Esclareço que esta CPI, se instalada, não terá foco político, porque não transcende a questão da pecúnia em troca de decisões; portanto, não se pretende buscar injunções de mera influência política. Está bem delimitada, vai direto ao cerne, acorde com as afirmações de meu colega deputado Wilson Lisboa e também considerando o depoimento do falecido Martini Martiniano, no estado do Acre. Já fiz alguns pronunciamentos na tribuna da ALE explicando essa motivação.
Tenho formação jurídica e até já estive inclinado a optar por uma carreira jurídica no passado, quando cursava Direito na UFAM. Sei que os cidadãos de bem, dentro ou fora do Judiciário, não merecem a suspeição, menos ainda uma prática de corrupção que desvirtue o que há de mais importante e sagrado no Judiciário: a decisão judicial, que deve necessariamente ser a aplicação, pelo Magistrado, da Lei, no sentido da Justiça. Esse bem precioso não pode ser conspurcado pela corrupção como se fosse algo comum, de menor impacto, porque não é!
O que proponho, portanto, antes que insinuem maliciosamente, não é investigar se as decisões judiciais estão corretas, erradas, justas ou injustas porque esse é um território que cabe apenas ao próprio Judiciário decidir, nas suas diversas instâncias. O que se quer é simplesmente investigar se há alguém “comprando e/ou vendendo” sentenças judiciais!

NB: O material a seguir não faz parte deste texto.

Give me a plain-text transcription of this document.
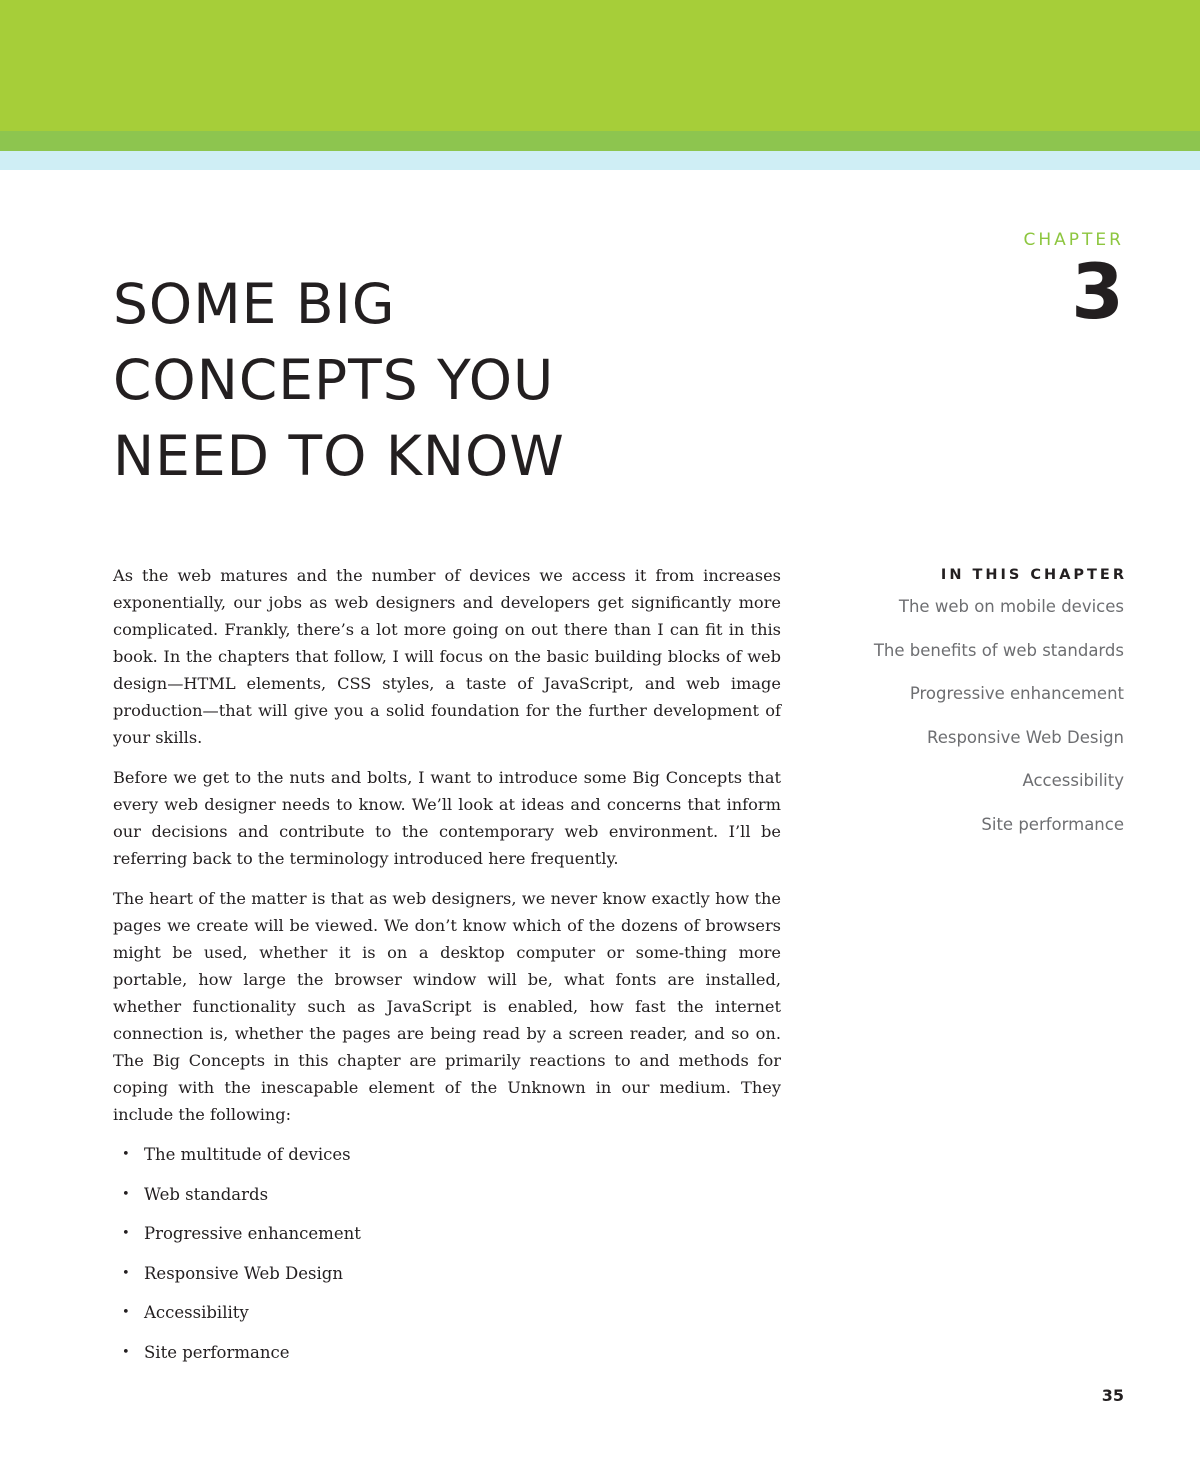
CHAPTER
3
SOME BIG
CONCEPTS YOU
NEED TO KNOW

As the web matures and the number of devices we access it from increases exponentially, our jobs as web designers and developers get significantly more complicated. Frankly, there’s a lot more going on out there than I can fit in this book. In the chapters that follow, I will focus on the basic building blocks of web design—HTML elements, CSS styles, a taste of JavaScript, and web image production—that will give you a solid foundation for the further development of your skills.

Before we get to the nuts and bolts, I want to introduce some Big Concepts that every web designer needs to know. We’ll look at ideas and concerns that inform our decisions and contribute to the contemporary web environment. I’ll be referring back to the terminology introduced here frequently.

The heart of the matter is that as web designers, we never know exactly how the pages we create will be viewed. We don’t know which of the dozens of browsers might be used, whether it is on a desktop computer or some-thing more portable, how large the browser window will be, what fonts are installed, whether functionality such as JavaScript is enabled, how fast the internet connection is, whether the pages are being read by a screen reader, and so on. The Big Concepts in this chapter are primarily reactions to and methods for coping with the inescapable element of the Unknown in our medium. They include the following:

• The multitude of devices
• Web standards
• Progressive enhancement
• Responsive Web Design
• Accessibility
• Site performance
IN THIS CHAPTER
The web on mobile devices
The benefits of web standards
Progressive enhancement
Responsive Web Design
Accessibility
Site performance
35
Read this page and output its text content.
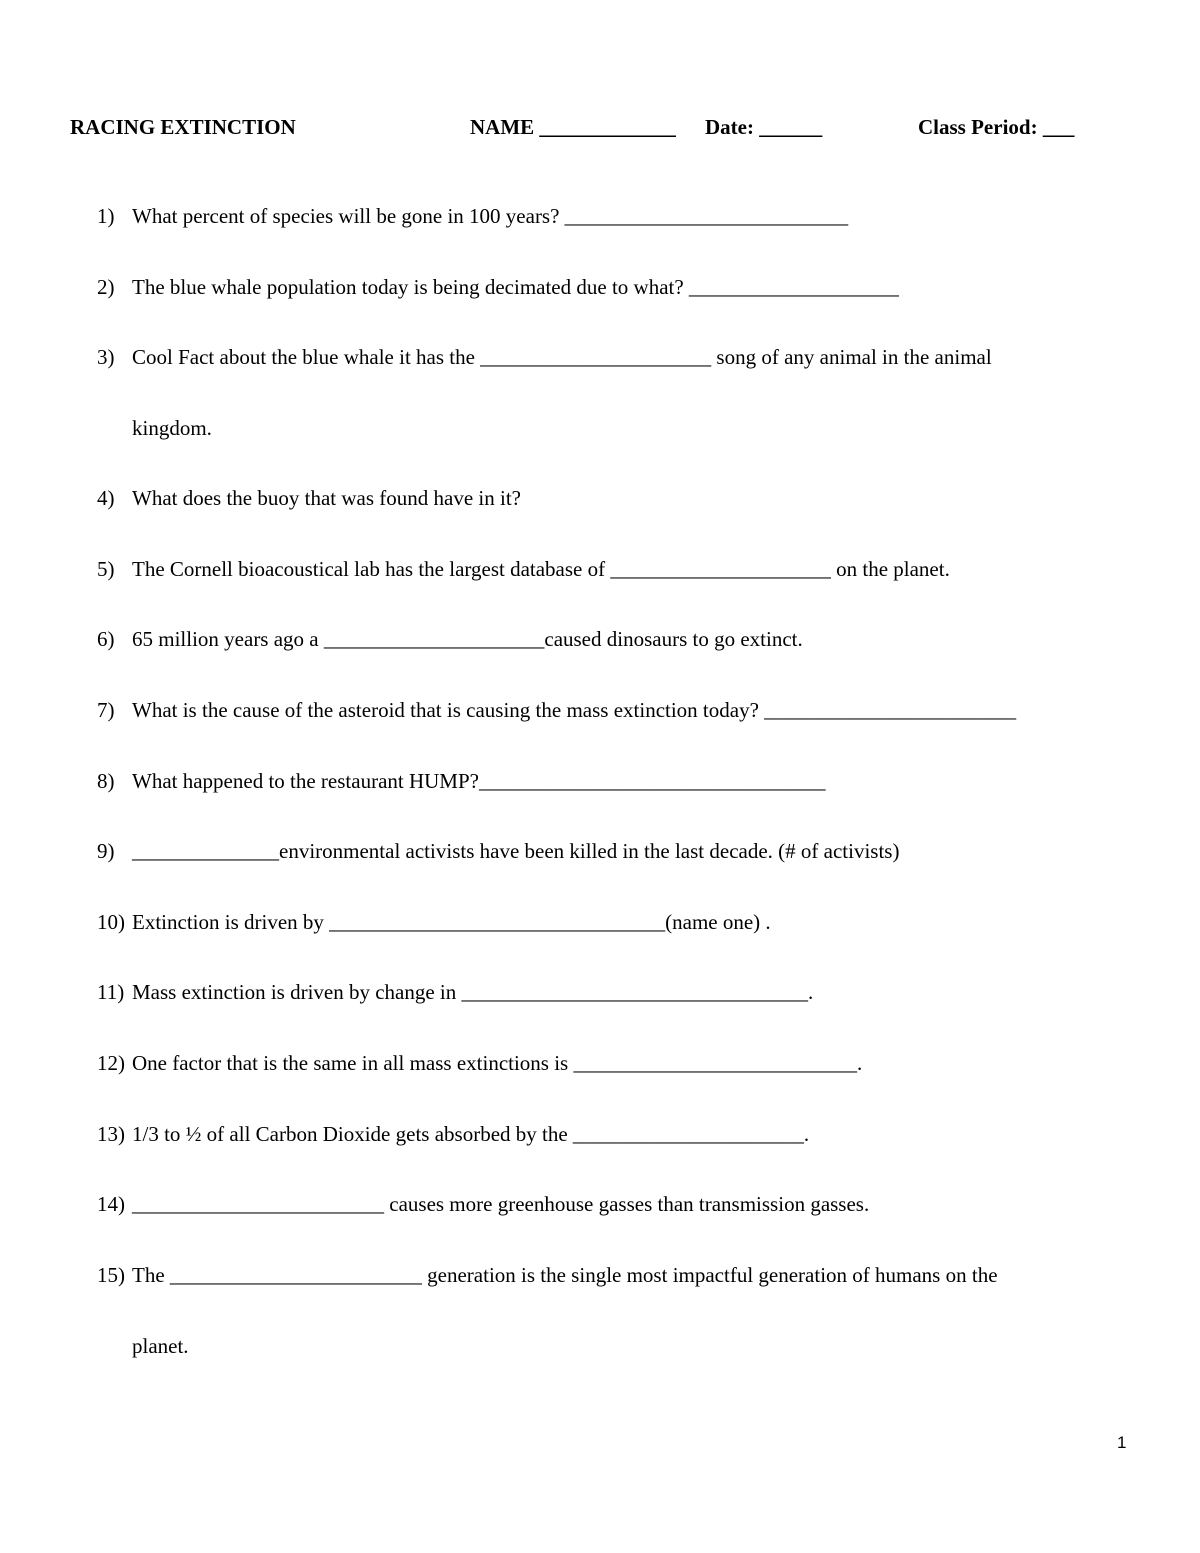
RACING EXTINCTION	NAME _____________ Date: ______	Class Period: ___
1) What percent of species will be gone in 100 years? ___________________________
2) The blue whale population today is being decimated due to what? ____________________
3) Cool Fact about the blue whale it has the ______________________ song of any animal in the animal
kingdom.
4) What does the buoy that was found have in it?
5) The Cornell bioacoustical lab has the largest database of _____________________ on the planet.
6) 65 million years ago a _____________________caused dinosaurs to go extinct.
7) What is the cause of the asteroid that is causing the mass extinction today? ________________________
8) What happened to the restaurant HUMP?_________________________________
9) ______________environmental activists have been killed in the last decade. (# of activists)
10) Extinction is driven by ________________________________(name one) .
11) Mass extinction is driven by change in _________________________________.
12) One factor that is the same in all mass extinctions is ___________________________.
13) 1/3 to ½ of all Carbon Dioxide gets absorbed by the ______________________.
14) ________________________ causes more greenhouse gasses than transmission gasses.
15) The ________________________ generation is the single most impactful generation of humans on the
planet.
1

Sei que estou incomodando,inclusive, pessoas de boa fé, possivelmente temerosas de um possível conflito entre os Poderes. Mas defendo que não há risco desse confronto; ao contrário, a CPI deve seguir na direção de garantir a credibilidade do Judiciário e dos magistrados e magistradas honestos. É plausível imaginar-se no lugar de um juiz: depois de fazer um curso universitário de direito, passar pelo crivo do exame da OAB ( cada vez mais rigoroso), passar por um Concurso Público da Magistratura, ser designado para municípios distantes do interior, estudar sempre, trabalhar com denodo, muitas vezes em condições adversas, desafiar os desonestos pelo cumprimento de sua missão profissional, enfim, trilhar com sacrifício e honestidade o caminho do bem, e ser colocado no mesmo rol daqueles que eventualmente trocaram a Justiça pelo dinheiro ilícito!
Não se busca, enfatizo, de maneira hipócrita, a santidade, a perfeição. Todos podemos errar, inclusive os juízes, mas de boa fé, no cumprimento de seu dever. Pequenos deslizes, falhas, equívocos…Isso tudo faz parte da experiência humana e no Judiciário, devem ser corrigidos na 2a. ou na Superior Instância do STJ, do TSE ou do STF.
O que se busca é coibir dois dos piores males que possam existir numa sociedade: a corrupção dos desonestos e a suspeição dos honestos. Espero que meus colegas possam colaborar para esclarecer essas denúncias, que são graves e devem ser apuradas. Sempre é bom relembrar Martin Luther King que dizia temer mais o silêncio dos bons do que os atos dos maus.
preciso de material para minha monografia que será sobre estas sentenças atravessadas e inaceitaveis.